The only thing he saw before he lost his nerve and scampered away with the understanding that curiosity was not enough of a motivator to endanger his personal safety, was the towering shadow of something colossal as it charged towards him, another earthshaking bellow of hate belting from its lungs. That was all he needed to know.

Fox had never run so fast his entire life.

Racing after the plumed shape of Krystal's tail, he reached towards his belt and unclipped one of four cylindrical devices. Popping the top, he thumbed the red button and let it fall from his paw as he pushed through another set of doors that took him from the kitchen storage into a narrow and compact side corridor, likely used in transporting materials throughout the base.

Though that thought hardly crossed his mind with the danger of the situation.

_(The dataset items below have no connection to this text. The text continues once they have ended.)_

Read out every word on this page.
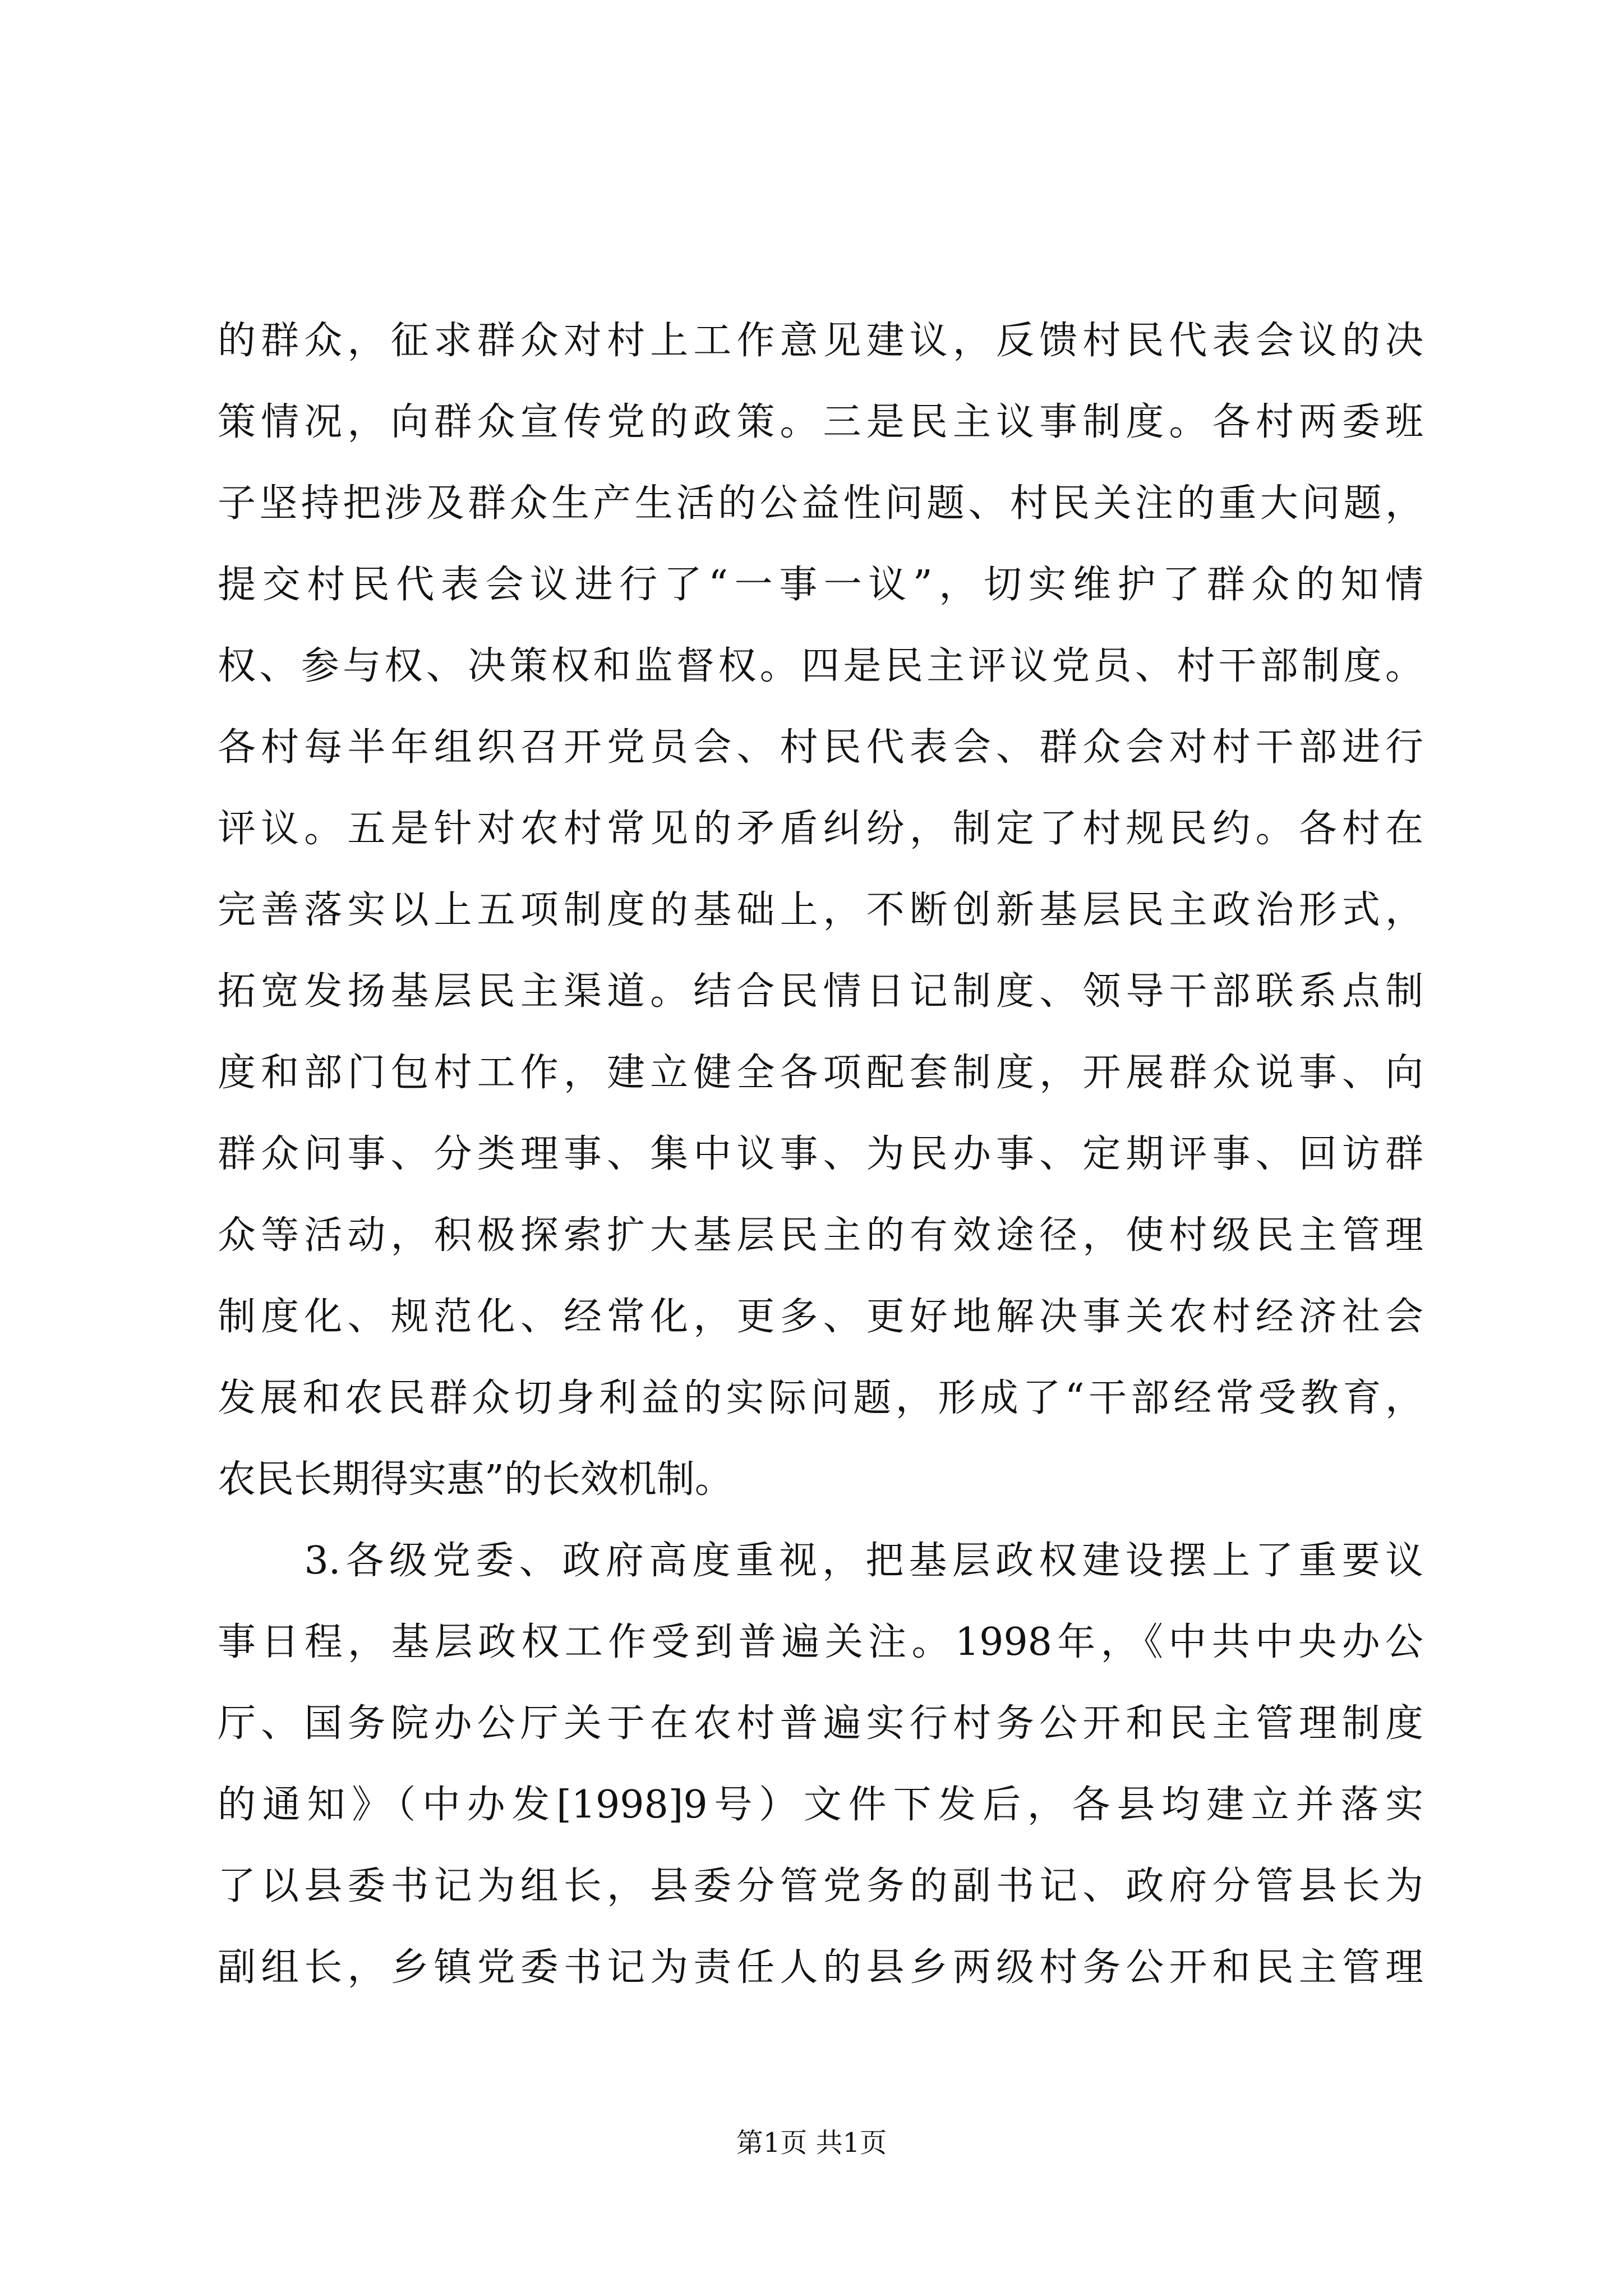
的群众，征求群众对村上工作意见建议，反馈村民代表会议的决
策情况，向群众宣传党的政策。三是民主议事制度。各村两委班
子坚持把涉及群众生产生活的公益性问题、村民关注的重大问题，
提交村民代表会议进行了“一事一议”，切实维护了群众的知情
权、参与权、决策权和监督权。四是民主评议党员、村干部制度。
各村每半年组织召开党员会、村民代表会、群众会对村干部进行
评议。五是针对农村常见的矛盾纠纷，制定了村规民约。各村在
完善落实以上五项制度的基础上，不断创新基层民主政治形式，
拓宽发扬基层民主渠道。结合民情日记制度、领导干部联系点制
度和部门包村工作，建立健全各项配套制度，开展群众说事、向
群众问事、分类理事、集中议事、为民办事、定期评事、回访群
众等活动，积极探索扩大基层民主的有效途径，使村级民主管理
制度化、规范化、经常化，更多、更好地解决事关农村经济社会
发展和农民群众切身利益的实际问题，形成了“干部经常受教育，
农民长期得实惠”的长效机制。
　　3.各级党委、政府高度重视，把基层政权建设摆上了重要议
事日程，基层政权工作受到普遍关注。1998年，《中共中央办公
厅、国务院办公厅关于在农村普遍实行村务公开和民主管理制度
的通知》（中办发[1998]9号）文件下发后，各县均建立并落实
了以县委书记为组长，县委分管党务的副书记、政府分管县长为
副组长，乡镇党委书记为责任人的县乡两级村务公开和民主管理
第1页 共1页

Keeping his head tucked low to avoid crashing into any of the pipes above, he crossed a four meter distance with impressive speed born of his desire to get the fuck out of doge, before he heard the muted thump of the grenade exploding. A rush of heat and smoke brushed across his back, but Fox ignored that, increasing his frenzied pace as another roar assaulted his sensitive hearing, though it sounded more infuriated then pained.

"Shit... fuck me..."

He could not have spoken with more in-eloquence; however few could blame his lack of refinement given the situation. There hardly seemed time for rational thought in his panicked desperation to put distance between himself and the looming shadow of very rational fear that hunted him.